Het was afgelopen. Wij hadden een zinvolle trainingsdag achter de rug. Alle betrokkenen tevreden over het verloop. Mooi. Maar, er knaagde iets. Teruglopend door de gangen constateerden mijn collega en ik dat het steeds minder voorkomt dat deelnemers huilen.
Nu is het huilen zelf natuurlijk geen doel op zich. Maar toch zijn hun persoonlijke tranen ons – als trainers – erg welkom. Huilen heeft als onbewust effect dat je de ander in maximale kwetsbaarheid ziet. Voorbij de verbale communicatie, voorbij de allesoverheersende redelijkheid, maar juist redeloos en radeloos.

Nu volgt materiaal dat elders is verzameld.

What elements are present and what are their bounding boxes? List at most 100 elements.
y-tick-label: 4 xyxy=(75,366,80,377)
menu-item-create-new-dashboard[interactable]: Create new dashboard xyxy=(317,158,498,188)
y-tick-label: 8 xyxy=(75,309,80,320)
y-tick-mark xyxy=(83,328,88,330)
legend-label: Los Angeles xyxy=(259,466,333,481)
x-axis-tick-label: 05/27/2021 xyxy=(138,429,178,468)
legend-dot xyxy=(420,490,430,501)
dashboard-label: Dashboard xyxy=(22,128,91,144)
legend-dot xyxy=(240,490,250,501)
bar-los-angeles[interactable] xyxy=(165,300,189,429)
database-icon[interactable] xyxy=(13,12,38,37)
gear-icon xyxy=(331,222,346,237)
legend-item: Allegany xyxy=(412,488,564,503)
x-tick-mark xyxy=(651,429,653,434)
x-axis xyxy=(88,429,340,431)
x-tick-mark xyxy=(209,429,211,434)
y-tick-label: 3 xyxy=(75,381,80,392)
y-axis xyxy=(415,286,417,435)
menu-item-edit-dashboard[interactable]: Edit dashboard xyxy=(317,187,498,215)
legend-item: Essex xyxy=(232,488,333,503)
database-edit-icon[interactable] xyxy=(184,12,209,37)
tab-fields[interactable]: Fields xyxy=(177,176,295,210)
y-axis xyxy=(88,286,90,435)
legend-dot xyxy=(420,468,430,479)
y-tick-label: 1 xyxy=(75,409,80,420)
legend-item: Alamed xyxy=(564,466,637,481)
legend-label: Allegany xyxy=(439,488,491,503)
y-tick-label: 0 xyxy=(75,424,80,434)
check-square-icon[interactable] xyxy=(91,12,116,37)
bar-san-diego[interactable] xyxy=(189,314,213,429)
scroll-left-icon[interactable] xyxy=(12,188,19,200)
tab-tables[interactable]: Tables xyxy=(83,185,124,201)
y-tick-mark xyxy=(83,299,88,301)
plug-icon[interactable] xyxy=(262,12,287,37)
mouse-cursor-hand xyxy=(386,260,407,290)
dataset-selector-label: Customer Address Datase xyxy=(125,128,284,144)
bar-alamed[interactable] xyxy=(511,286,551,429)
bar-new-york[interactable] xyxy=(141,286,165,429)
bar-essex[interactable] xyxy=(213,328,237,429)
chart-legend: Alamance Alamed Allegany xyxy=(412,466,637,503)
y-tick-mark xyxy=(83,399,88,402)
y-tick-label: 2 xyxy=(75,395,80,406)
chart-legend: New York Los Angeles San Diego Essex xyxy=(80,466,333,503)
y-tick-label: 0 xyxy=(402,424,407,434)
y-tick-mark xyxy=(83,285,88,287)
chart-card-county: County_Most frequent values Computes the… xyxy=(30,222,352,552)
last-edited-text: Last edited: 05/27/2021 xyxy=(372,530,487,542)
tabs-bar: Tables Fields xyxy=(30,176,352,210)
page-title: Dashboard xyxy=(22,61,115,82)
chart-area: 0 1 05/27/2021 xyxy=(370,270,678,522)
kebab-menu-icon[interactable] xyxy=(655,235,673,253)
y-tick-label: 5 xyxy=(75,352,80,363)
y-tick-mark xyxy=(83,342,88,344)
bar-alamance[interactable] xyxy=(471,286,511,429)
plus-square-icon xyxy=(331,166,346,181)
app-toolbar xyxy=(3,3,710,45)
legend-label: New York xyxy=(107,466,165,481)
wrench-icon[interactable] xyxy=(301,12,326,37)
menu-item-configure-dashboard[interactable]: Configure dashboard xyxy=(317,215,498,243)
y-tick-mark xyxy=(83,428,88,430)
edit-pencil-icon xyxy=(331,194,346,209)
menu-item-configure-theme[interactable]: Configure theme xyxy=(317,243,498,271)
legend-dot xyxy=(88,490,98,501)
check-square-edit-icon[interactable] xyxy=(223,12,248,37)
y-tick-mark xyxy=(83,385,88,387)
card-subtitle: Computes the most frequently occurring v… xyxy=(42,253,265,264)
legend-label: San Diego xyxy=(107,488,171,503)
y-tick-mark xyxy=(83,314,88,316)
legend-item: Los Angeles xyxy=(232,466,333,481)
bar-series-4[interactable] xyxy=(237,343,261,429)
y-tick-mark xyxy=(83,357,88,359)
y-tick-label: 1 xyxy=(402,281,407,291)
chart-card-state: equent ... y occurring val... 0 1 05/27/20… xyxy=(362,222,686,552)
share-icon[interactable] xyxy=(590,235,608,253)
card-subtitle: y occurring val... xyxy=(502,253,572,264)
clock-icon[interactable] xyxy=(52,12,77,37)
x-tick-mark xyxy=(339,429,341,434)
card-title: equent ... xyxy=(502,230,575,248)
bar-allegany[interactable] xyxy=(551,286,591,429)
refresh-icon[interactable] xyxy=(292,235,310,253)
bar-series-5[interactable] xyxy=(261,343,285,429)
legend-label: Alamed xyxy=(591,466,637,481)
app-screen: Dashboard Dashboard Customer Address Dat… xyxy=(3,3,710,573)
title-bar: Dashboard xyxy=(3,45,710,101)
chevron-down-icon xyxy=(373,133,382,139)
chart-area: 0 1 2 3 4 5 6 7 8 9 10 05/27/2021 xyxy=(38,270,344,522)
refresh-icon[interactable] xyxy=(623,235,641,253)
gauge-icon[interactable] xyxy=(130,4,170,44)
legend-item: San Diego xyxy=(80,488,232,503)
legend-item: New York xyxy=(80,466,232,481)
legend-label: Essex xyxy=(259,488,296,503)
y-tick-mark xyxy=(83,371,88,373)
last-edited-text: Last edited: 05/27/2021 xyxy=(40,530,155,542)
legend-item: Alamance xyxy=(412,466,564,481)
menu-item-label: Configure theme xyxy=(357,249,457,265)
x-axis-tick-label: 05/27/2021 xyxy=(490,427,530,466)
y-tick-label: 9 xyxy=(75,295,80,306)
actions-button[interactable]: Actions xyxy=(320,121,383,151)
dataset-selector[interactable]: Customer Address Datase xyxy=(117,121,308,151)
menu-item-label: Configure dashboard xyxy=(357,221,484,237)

Kortstondig in zichzelf gekeerd en bevangen door oude beelden en gevoelens. Weerloos.
En juist die weerloosheid roept bij de andere cursisten veel gulheid op. Gulheid in de vorm van begrip, sympathie, herkenning, betrokkenheid en hulpvaardigheid. Dat laatste komt bijvoorbeeld tot uitdrukking in het tempo waarmee zakdoekjes, een glaasje water of een troostrijke knuffel worden aangeboden
Soms is er schaamte bij degene die gehuild heeft. Vaak is het moeilijk de intens verdrietige persoonlijke beleving snel weer in te wisselen tegen aanwezigheid in het hier en nu en de groep. Altijd wacht de huiler een warm welkom in de groep.
Kortom, weinig is zo voorwaardenscheppend voor het groepsgevoel als meervoudig huilen.
Betreurenswaardig dus dat het fenomeen huilen slinkende lijkt.
Het doet vragen rijzen over de oorzaak van de droogte. De eigen kwetsbaarheid dient vermeden lijkt het. Zeker in de setting van een groep.
Mijn gedachten maakten een sprong naar een jonge vrouwelijke coachingsklant die ik onlangs sprak. Aanleiding voor haar om contact met mij te zoeken was een hoog opgelopen arbeidsconflict met haar baas wat uitmondde in een burn out. Zij was wanhopig. Voelde zich door haar baas miskend, door de organisatie in de steek gelaten, total loss qua energie en eenzaam.
Als klap op de vuurpijl durfde zij haar uiterst succesvolle vriendinnen niet te melden dat zij in zo’n uiterst netelige situatie verkeerde. Dit laatste zeer tot mijn verbijstering.
Toen ik erop aandrong het toch te melden, barstte helemaal de bom.
“Dat kon zij toch niet doen! Zij had sowieso al een soort randje van een loser om zich heen hangen. Zij was ietwat gezet, had geen vriend, een slechte pers bij haar werkgever en dan ook nog overspannen. No way dat zij daar ruchtbaarheid aan ging geven”.
Violet Bouquet op het vlak van personal branding zou stand houden. Alleen en kapot, maar qua beeldvorming in tact.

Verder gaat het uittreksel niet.